CRA policy change prompted diabetes tax credit denials, health groups allege
Published Monday, December 4, 2017 2:00PM EST
Last Updated Monday, December 4, 2017 5:07PM EST
OTTAWA – Diabetes advocates are voicing new concerns over the government's eligibility criteria for the federal disability tax credit, after getting their hands on an internal document that shows the Canada Revenue Agency appears to have changed its process when it comes to approving adults with Type 1 diabetes for the tax rebate.
At a press conference in Ottawa, Diabetes Canada and Juvenile Diabetes Research Foundation (JDRF) Canada said the documents they’ve obtained through the federal access to information system clearly show a change in policy, after the federal government insisted there hadn’t been.
The change has made it nearly impossible for most adults with Type 1 diabetes to be eligible for the tax break, despite previously being able to, the health groups said.
It contradicts National Revenue Minister Diane Lebouthillier’s prior assertion that there had been no rule change at the CRA, after Diabetes Canada and JDRF Canada first raised concern in October that hundreds of Canadians with Type 1 diabetes were being denied the disability tax credit.
"There’s either been a terrible breach in communication between the CRA and the minister, or the minister has been expressing false information," said Diabetes Canada Director of Federal Affairs Kimberly Hanson.

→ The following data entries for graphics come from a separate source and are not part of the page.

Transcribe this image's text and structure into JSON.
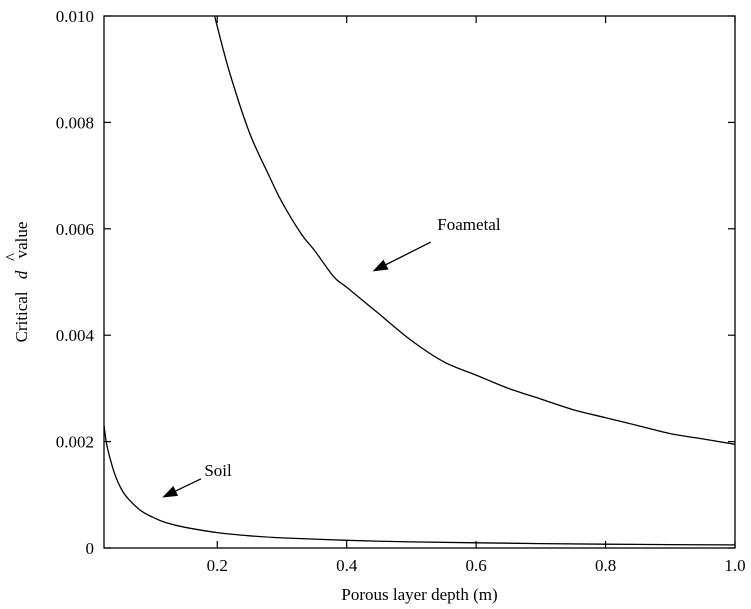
{
  "chart_data": {
    "type": "line",
    "xlabel": "Porous layer depth (m)",
    "ylabel_prefix": "Critical",
    "ylabel_var": "d",
    "ylabel_hat": "^",
    "ylabel_suffix": "value",
    "xlim": [
      0.025,
      1.0
    ],
    "ylim": [
      0,
      0.01
    ],
    "xticks": [
      0.2,
      0.4,
      0.6,
      0.8,
      1.0
    ],
    "xtick_labels": [
      "0.2",
      "0.4",
      "0.6",
      "0.8",
      "1.0"
    ],
    "yticks": [
      0,
      0.002,
      0.004,
      0.006,
      0.008,
      0.01
    ],
    "ytick_labels": [
      "0",
      "0.002",
      "0.004",
      "0.006",
      "0.008",
      "0.010"
    ],
    "grid": false,
    "series": [
      {
        "name": "Foametal",
        "x": [
          0.19,
          0.2,
          0.22,
          0.25,
          0.28,
          0.3,
          0.33,
          0.35,
          0.38,
          0.4,
          0.45,
          0.5,
          0.55,
          0.6,
          0.65,
          0.7,
          0.75,
          0.8,
          0.85,
          0.9,
          0.95,
          1.0
        ],
        "y": [
          0.0103,
          0.0098,
          0.0089,
          0.0078,
          0.007,
          0.0065,
          0.0059,
          0.0056,
          0.0051,
          0.0049,
          0.0044,
          0.0039,
          0.0035,
          0.00325,
          0.003,
          0.0028,
          0.0026,
          0.00245,
          0.0023,
          0.00215,
          0.00205,
          0.00195
        ]
      },
      {
        "name": "Soil",
        "x": [
          0.025,
          0.03,
          0.04,
          0.05,
          0.06,
          0.08,
          0.1,
          0.12,
          0.15,
          0.2,
          0.25,
          0.3,
          0.4,
          0.5,
          0.6,
          0.7,
          0.8,
          0.9,
          1.0
        ],
        "y": [
          0.0023,
          0.0019,
          0.00145,
          0.00115,
          0.00096,
          0.00072,
          0.00058,
          0.00048,
          0.00039,
          0.00029,
          0.00023,
          0.00019,
          0.000145,
          0.000115,
          9.7e-05,
          8.3e-05,
          7.2e-05,
          6.4e-05,
          5.8e-05
        ]
      }
    ],
    "annotations": [
      {
        "text": "Foametal",
        "text_x": 0.54,
        "text_y": 0.00598,
        "arrow_from": [
          0.53,
          0.00575
        ],
        "arrow_to": [
          0.44,
          0.0052
        ]
      },
      {
        "text": "Soil",
        "text_x": 0.18,
        "text_y": 0.00135,
        "arrow_from": [
          0.175,
          0.0013
        ],
        "arrow_to": [
          0.115,
          0.00095
        ]
      }
    ]
  }
}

The groups say the government has been using a nuance to say there has been no change in law, while the memo shows there has been a change in practice.
"If I sent a memo like this to my staff at an organization, I would expect them to follow it," President and CEO of JDRF Canada Dave Prowten said.
The health groups are demanding the minister immediately rescind the policy change, one they say, was made without the consultation of patient groups or physicians.
The document that indicates the policy change was described in a May 2 internal CRA email. The memo states that the criteria for what will be considered life-sustaining therapy was being updated for adults with diabetes.
The new criteria stipulates that Canadians will not qualify if they indicate the treatment of their diabetes requires less than 14 hours per week of treatment, or if they count ineligible activities such as carb counting or exercise towards their 14 hours of treatment.
"They instruct the agents to really deny any claim on that basis. It's a really significant change in practice that makes it basically impossible for an adult with Type 1, unless they also have complications, to qualify for the DTC. And that has not been the case in past," said Hanson.
Canadians with Type 1 will still be eligible if their case includes exceptional circumstances, such as other chronic conditions, or vision impairment, the document said.
On average, the tax credit is valued at $1,500 a year. The health groups say that Canadians with Type 1 Diabetes can pay up to $15,000 a year to manage their condition.
The health groups said they had asked for the information directly, but were told they had to go through the access to information system to receive it.
CTV News has reached out to Lebouthillier’s office for comment.
Conservative revenue critic Pat Kelly said in a written statement to CTVNews.ca that Diabetes Canada’s revelations on Monday confirmed that the CRA “has new instructions to deny the Disability Tax Credit to adults with Type One Diabetes.”
“The Revenue Minister is misleading Canadians when she denies that anything has changed,” Kelly said.
“This government is so desperate for new tax revenue for its out of control spending, that it is raising taxes on disabled Canadians and knowingly misleading them,” Kelly added.
'Advances in technology'
A document previously obtained by CTV News said that "advances in technology" was the reason for the denials.
The July 31, 2017 letter explained that in order to receive a disability tax credit under the Income Tax Act, one must "require life-sustaining therapy (LST) at least three times each week for a total period averaging at least 14 hours a week to sustain a vital function."
"In the case of portable devices like insulin pumps, the time that the device takes to deliver the therapy does not count toward the 14-hour requirement," Lebouthillier added in the letter.
The letter suggested a major reason why people with diabetes are losing their special tax status is because of modern, portable insulin pumps.
"In general, and with consideration given to recent advances in technology, adults who independently manage their insulin therapy on a regular basis are unlikely to meet the 14-hours-per-week requirement," Lebouthillier wrote.
After diabetes groups and Canadians with the disease first spoke out, the minister announced the government would be re-launching the Disability Advisory Committee to inform the CRA of tax implications of its policies for people with disabilities. The committee was disbanded by the previous government in 2006.
These health groups say they welcome that move, but that it “does little to address the urgent concerns” of those being denied the tax credit.